Date: October 20, 2020

Owning 65% of the email market and serving more than 1.4 billion users, Gmail has already grown beyond an email application. Gmail and third-party applications constitute a service and business ecosystem. While Gmail acts as a digital platform, these applications have improved and expanded Gmail's existing components, attracting new users to our email service. However, as a less regulated part of the ecosystem, third-party vendors also raise privacy concerns for Gmail users.

 

The privacy concerns related to third party vendors

 

Third-party vendors who build Apps on Gmail can drag Google down in terms of privacy issues. The intentional or unintentional misuse of customer data by third-party vendors can raise significant privacy concerns among our Gmail users and harm the whole ecosystem. One recent case of misuse is Unroll.me, a third-party application that helped users unenroll from email lists. This vendor was reported to sell anonymized Lyft receipt data to Uber. Moreover, many third-party vendors are selling anonymized Gmail data. Although the data are claimed anonymized, it is still scary for our users. Furthermore, if we take no action, it will impact our reputation among users of the free version of Gmail and make corporate customers less confident in the security of our products.

 

Possible strategies to address the new privacy concerns

 

Before coming up with strategies to address privacy concerns related to our third-party vendors, we need a clear principle. It is the balance between cultivating a vibrant business ecosystem and protecting our users’ privacy to the extent that it does not become a concern. Following this belief, our team proposes the following strategies for your consideration:

 

  1. More rigorous regulations for using customer data. Anonymization is far from enough. One example is the scandal of a leaked anonymized location dataset (see this New York Times piece: https://www.nytimes.com/interactive/2019/12/19/opinion/location-tracking-cell-phone.html). We need all customer data accessed from Gmail de-identified, although de-identifying a dataset is now very challenging. Thus, to support a more rigorous practice of using customer data, I urge the engineering team to work with us to release a de-identification standard.

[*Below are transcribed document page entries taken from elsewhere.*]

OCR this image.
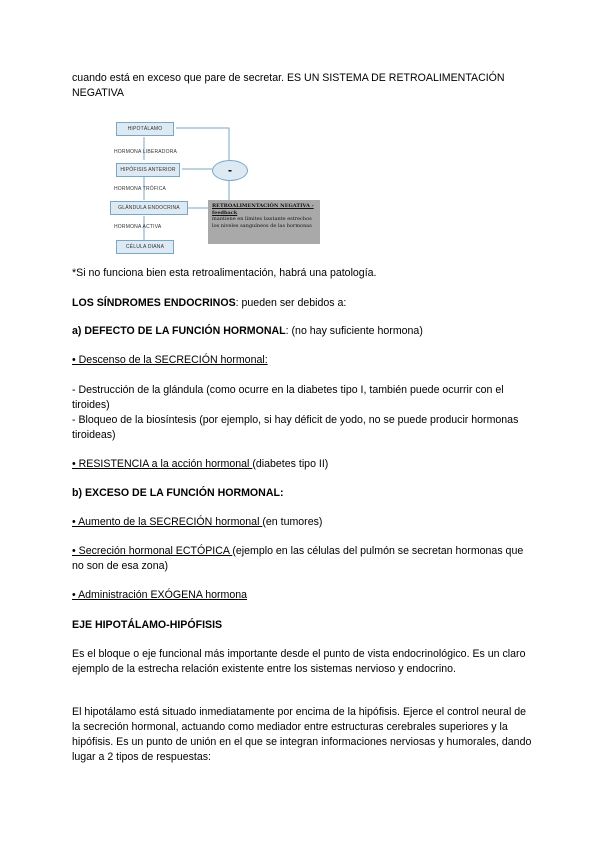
cuando está en exceso que pare de secretar. ES UN SISTEMA DE RETROALIMENTACIÓN NEGATIVA
HIPOTÁLAMO
HORMONA LIBERADORA
HIPÓFISIS ANTERIOR
HORMONA TRÓFICA
GLÁNDULA ENDOCRINA
HORMONA ACTIVA
CÉLULA DIANA
-
RETROALIMENTACIÓN NEGATIVA - feedback
mantiene en límites bastante estrechos los niveles sanguíneos de las hormonas
*Si no funciona bien esta retroalimentación, habrá una patología.
LOS SÍNDROMES ENDOCRINOS: pueden ser debidos a:
a) DEFECTO DE LA FUNCIÓN HORMONAL: (no hay suficiente hormona)
• Descenso de la SECRECIÓN hormonal:
- Destrucción de la glándula (como ocurre en la diabetes tipo I, también puede ocurrir con el tiroides)
- Bloqueo de la biosíntesis (por ejemplo, si hay déficit de yodo, no se puede producir hormonas tiroideas)
• RESISTENCIA a la acción hormonal (diabetes tipo II)
b) EXCESO DE LA FUNCIÓN HORMONAL:
• Aumento de la SECRECIÓN hormonal (en tumores)
• Secreción hormonal ECTÓPICA (ejemplo en las células del pulmón se secretan hormonas que no son de esa zona)
• Administración EXÓGENA hormona
EJE HIPOTÁLAMO-HIPÓFISIS
Es el bloque o eje funcional más importante desde el punto de vista endocrinológico. Es un claro ejemplo de la estrecha relación existente entre los sistemas nervioso y endocrino.
El hipotálamo está situado inmediatamente por encima de la hipófisis. Ejerce el control neural de la secreción hormonal, actuando como mediador entre estructuras cerebrales superiores y la hipófisis. Es un punto de unión en el que se integran informaciones nerviosas y humorales, dando lugar a 2 tipos de respuestas:
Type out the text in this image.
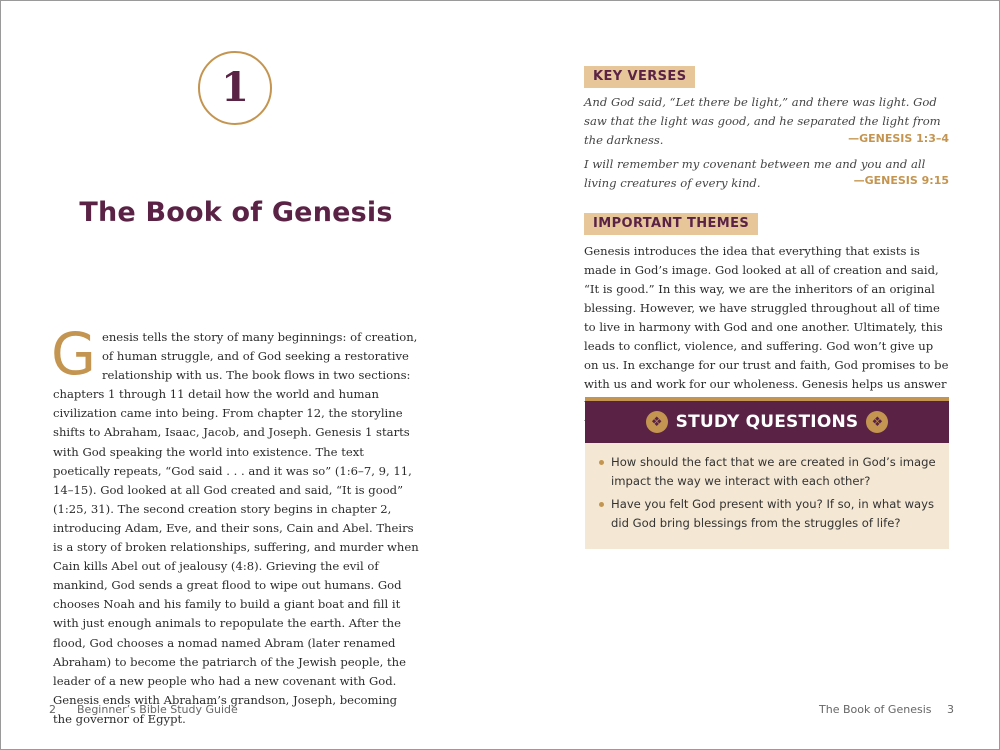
1
The Book of Genesis

Genesis tells the story of many beginnings: of creation, of human struggle, and of God seeking a restorative relationship with us. The book flows in two sections: chapters 1 through 11 detail how the world and human civilization came into being. From chapter 12, the storyline shifts to Abraham, Isaac, Jacob, and Joseph. Genesis 1 starts with God speaking the world into existence. The text poetically repeats, “God said . . . and it was so” (1:6–7, 9, 11, 14–15). God looked at all God created and said, “It is good” (1:25, 31). The second creation story begins in chapter 2, introducing Adam, Eve, and their sons, Cain and Abel. Theirs is a story of broken relationships, suffering, and murder when Cain kills Abel out of jealousy (4:8). Grieving the evil of mankind, God sends a great flood to wipe out humans. God chooses Noah and his family to build a giant boat and fill it with just enough animals to repopulate the earth. After the flood, God chooses a nomad named Abram (later renamed Abraham) to become the patriarch of the Jewish people, the leader of a new people who had a new covenant with God. Genesis ends with Abraham’s grandson, Joseph, becoming the governor of Egypt.

2 Beginner’s Bible Study Guide
KEY VERSES

And God said, “Let there be light,” and there was light. God saw that the light was good, and he separated the light from the darkness.	—GENESIS 1:3–4

I will remember my covenant between me and you and all living creatures of every kind.	—GENESIS 9:15
IMPORTANT THEMES

Genesis introduces the idea that everything that exists is made in God’s image. God looked at all of creation and said, “It is good.” In this way, we are the inheritors of an original blessing. However, we have struggled throughout all of time to live in harmony with God and one another. Ultimately, this leads to conflict, violence, and suffering. God won’t give up on us. In exchange for our trust and faith, God promises to be with us and work for our wholeness. Genesis helps us answer

❖ STUDY QUESTIONS	❖
How should the fact that we are created in God’s image impact the way we interact with each other?
Have you felt God present with you? If so, in what ways did God bring blessings from the struggles of life?
The Book of Genesis 3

  2. A bonus-malus system for a higher cost of misusing customer data. Keeping a vibrant service and business ecosystem does not mean we should connive the activities taking advantage of our users and misusing users’ data. While offering rigorously anonymized and de-identified data to third-party developers, we may create a list of developers and vendors identified as misusing customer data. These developers and vendors are then limited in their capacities in the Gmail ecosystem.

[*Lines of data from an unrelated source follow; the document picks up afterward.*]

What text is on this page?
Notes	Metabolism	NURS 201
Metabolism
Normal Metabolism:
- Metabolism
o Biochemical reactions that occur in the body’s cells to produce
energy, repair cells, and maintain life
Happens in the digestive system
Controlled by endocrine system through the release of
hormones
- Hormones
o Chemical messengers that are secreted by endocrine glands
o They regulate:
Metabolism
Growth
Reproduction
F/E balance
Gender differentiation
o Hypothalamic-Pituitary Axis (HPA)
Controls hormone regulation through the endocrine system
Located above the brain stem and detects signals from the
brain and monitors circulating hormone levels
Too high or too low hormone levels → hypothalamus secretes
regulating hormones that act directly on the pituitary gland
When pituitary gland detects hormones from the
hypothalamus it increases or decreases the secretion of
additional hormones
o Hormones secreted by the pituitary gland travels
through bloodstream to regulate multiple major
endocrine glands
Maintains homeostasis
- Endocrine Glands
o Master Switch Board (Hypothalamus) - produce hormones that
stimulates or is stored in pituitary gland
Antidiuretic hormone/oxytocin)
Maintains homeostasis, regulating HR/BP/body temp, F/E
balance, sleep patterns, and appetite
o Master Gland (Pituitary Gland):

  3. Requirements on a more clear statement of the use of customer data in the terms of service. An average user may find it hard to understand all the conditions in the terms of service by these third-party vendors, leaving some loopholes for data misuse. In addition to the existing terms of services, we can require our vendors to include a more concise and visually clear statement about how they are going to use customer data.

 

All these proposed strategies will not negatively impact the resources and opportunities of the third-party vendors who practice rigorously but introduce extra protections to users’ privacy. We believe these strategies can help keep a vibrant and healthier ecosystem.